|
|
-
Decommissioning a datanode takes forever
Ben Kim 2013-01-21, 02:52
Hi!
I followed the decommissioning guide on the hadoop hdfs wiki.
the hdfs web ui shows that the decommissioning proceess has successfully begun.
it started redeploying 80,000 blocks through the hadoop cluster, but for some reason it stopped at 9059 blocks. I've waited 30 hours and still no progress.
Any one with any idea? --
*Benjamin Kim* *benkimkimben at gmail*
-
Re: Decommissioning a datanode takes forever
varun kumar 2013-01-21, 06:05
Hi Ben,
Are there any corrupted blocks in your hadoop cluster.
Regards, Varun Kumar
On Mon, Jan 21, 2013 at 8:22 AM, Ben Kim <[EMAIL PROTECTED]> wrote:
> Hi! > > I followed the decommissioning guide on the hadoop hdfs wiki. > > the hdfs web ui shows that the decommissioning proceess has successfully > begun. > > it started redeploying 80,000 blocks through the hadoop cluster, but for > some reason it stopped at 9059 blocks.
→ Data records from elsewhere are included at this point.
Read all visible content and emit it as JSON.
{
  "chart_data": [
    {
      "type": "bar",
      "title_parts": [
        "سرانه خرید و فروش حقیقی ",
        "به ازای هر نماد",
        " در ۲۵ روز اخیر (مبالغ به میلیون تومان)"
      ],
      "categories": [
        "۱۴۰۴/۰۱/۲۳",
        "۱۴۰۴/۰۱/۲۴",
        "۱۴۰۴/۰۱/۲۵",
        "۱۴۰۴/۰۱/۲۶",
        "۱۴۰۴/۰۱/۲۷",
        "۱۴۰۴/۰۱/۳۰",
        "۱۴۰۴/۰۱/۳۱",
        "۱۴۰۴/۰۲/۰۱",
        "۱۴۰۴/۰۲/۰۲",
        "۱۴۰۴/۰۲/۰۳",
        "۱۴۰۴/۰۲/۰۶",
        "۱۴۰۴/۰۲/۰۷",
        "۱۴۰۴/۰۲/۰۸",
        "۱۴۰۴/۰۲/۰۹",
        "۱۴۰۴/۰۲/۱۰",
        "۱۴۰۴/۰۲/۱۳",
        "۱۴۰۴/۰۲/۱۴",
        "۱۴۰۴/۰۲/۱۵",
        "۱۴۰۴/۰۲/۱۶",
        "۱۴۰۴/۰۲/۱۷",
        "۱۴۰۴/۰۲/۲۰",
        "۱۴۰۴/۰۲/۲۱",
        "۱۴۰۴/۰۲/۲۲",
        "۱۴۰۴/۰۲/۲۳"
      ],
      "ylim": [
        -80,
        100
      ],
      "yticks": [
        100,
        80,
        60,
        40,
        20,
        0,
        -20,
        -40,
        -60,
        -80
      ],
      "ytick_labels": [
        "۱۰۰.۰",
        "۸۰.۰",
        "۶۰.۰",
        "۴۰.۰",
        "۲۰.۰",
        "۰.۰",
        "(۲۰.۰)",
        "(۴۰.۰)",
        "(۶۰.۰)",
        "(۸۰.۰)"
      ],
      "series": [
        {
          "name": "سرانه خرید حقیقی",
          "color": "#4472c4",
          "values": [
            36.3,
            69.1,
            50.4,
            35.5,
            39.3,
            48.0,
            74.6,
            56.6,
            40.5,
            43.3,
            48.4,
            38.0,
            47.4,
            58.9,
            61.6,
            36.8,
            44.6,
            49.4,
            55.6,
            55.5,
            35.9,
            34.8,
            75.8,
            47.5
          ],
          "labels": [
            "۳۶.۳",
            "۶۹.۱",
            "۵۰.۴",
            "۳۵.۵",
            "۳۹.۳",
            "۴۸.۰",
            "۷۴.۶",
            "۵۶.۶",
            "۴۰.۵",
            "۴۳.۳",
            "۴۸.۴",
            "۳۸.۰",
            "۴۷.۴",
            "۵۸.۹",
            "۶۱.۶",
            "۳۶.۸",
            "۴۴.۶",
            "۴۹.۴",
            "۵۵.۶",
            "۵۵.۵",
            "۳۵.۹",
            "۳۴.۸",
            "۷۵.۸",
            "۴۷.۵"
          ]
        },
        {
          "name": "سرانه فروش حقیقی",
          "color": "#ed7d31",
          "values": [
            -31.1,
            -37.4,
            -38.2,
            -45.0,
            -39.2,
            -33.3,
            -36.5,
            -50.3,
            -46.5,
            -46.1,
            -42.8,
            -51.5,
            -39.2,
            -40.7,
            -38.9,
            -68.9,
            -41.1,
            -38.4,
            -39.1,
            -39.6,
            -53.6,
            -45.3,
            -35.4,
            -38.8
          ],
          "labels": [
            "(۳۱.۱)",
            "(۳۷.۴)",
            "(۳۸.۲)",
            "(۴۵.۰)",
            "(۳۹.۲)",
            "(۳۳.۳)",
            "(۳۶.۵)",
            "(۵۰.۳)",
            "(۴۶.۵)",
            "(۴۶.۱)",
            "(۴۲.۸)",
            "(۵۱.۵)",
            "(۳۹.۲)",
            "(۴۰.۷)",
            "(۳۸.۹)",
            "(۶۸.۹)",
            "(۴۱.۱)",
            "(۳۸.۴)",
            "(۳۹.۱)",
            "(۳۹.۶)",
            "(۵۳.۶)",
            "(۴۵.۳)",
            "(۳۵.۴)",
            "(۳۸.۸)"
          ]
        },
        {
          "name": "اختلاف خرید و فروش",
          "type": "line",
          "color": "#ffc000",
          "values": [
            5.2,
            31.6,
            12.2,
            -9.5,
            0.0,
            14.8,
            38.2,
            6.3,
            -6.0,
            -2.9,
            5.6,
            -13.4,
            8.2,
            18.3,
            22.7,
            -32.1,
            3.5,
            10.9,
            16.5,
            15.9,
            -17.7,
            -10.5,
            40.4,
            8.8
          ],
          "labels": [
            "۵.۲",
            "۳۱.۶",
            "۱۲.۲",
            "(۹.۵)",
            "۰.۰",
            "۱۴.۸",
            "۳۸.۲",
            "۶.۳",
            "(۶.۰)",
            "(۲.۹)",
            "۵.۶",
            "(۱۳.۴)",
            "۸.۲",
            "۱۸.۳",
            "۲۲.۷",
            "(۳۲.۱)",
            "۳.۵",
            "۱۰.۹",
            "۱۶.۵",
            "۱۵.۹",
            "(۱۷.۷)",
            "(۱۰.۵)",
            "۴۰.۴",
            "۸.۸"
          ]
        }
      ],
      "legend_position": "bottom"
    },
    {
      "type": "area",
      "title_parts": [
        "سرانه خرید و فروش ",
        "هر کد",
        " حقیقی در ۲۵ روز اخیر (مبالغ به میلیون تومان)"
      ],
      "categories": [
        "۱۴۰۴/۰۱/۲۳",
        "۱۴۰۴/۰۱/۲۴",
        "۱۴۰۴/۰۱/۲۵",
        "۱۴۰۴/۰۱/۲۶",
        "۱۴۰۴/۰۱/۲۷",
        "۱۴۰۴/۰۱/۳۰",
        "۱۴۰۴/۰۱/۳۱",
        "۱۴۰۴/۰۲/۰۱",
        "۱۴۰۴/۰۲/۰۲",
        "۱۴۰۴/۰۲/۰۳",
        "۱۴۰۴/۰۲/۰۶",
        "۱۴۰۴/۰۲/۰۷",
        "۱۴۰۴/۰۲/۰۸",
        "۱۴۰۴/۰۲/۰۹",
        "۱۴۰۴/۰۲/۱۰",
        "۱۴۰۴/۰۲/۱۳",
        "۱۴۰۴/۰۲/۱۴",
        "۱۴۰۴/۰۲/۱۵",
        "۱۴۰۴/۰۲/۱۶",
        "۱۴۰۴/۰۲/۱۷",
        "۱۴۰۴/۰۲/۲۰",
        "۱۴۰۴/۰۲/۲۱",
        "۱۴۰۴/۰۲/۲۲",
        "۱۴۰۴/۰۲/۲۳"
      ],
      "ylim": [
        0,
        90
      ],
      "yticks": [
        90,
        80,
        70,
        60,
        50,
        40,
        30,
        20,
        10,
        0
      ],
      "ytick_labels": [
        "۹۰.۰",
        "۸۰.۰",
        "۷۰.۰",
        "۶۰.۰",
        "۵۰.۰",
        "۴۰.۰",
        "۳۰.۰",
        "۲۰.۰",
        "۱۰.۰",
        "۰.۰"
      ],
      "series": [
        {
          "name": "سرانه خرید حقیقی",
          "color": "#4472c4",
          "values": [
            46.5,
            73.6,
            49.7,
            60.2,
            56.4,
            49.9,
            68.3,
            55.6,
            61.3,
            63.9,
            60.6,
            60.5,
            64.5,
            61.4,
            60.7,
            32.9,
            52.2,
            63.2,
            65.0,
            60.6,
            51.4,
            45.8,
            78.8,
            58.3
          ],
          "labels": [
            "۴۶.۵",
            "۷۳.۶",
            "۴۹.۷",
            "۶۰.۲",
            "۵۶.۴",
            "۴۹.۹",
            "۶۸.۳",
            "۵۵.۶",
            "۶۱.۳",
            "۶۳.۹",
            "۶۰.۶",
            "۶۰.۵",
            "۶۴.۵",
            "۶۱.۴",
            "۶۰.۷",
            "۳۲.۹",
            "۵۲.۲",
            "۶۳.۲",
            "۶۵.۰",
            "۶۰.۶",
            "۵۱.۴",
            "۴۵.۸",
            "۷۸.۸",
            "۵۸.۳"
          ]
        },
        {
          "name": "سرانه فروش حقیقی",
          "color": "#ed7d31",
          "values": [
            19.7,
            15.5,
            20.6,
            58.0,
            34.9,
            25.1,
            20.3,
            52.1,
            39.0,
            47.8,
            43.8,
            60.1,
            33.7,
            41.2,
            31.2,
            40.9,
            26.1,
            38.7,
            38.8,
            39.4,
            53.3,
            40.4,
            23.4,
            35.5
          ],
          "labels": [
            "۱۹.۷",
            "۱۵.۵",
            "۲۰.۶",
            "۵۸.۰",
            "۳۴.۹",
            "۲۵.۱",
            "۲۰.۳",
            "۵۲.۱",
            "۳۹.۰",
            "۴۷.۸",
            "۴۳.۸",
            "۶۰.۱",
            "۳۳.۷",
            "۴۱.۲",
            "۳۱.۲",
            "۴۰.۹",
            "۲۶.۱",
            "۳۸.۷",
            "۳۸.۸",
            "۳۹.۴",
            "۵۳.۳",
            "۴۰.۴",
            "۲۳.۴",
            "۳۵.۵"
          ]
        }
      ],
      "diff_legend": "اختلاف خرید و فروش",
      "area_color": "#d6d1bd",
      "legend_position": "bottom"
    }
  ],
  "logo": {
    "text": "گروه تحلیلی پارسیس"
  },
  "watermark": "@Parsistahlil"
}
I've waited 30 hours and still no > progress. > > Any one with any idea? > -- > > *Benjamin Kim* > *benkimkimben at gmail* >
-- Regards, Varun Kumar.P
-
Re: Decommissioning a datanode takes forever
Ben Kim 2013-01-22, 00:28
Hi Varun, Thnk you for the reponse
No there doesnt seem to be any corrupted blocks in my cluster. I did "hadoop fsck -blocks /" and it didnt report any corrupted block.
However, these are two WARNings in the namenode log, constantly repeating since the decommission.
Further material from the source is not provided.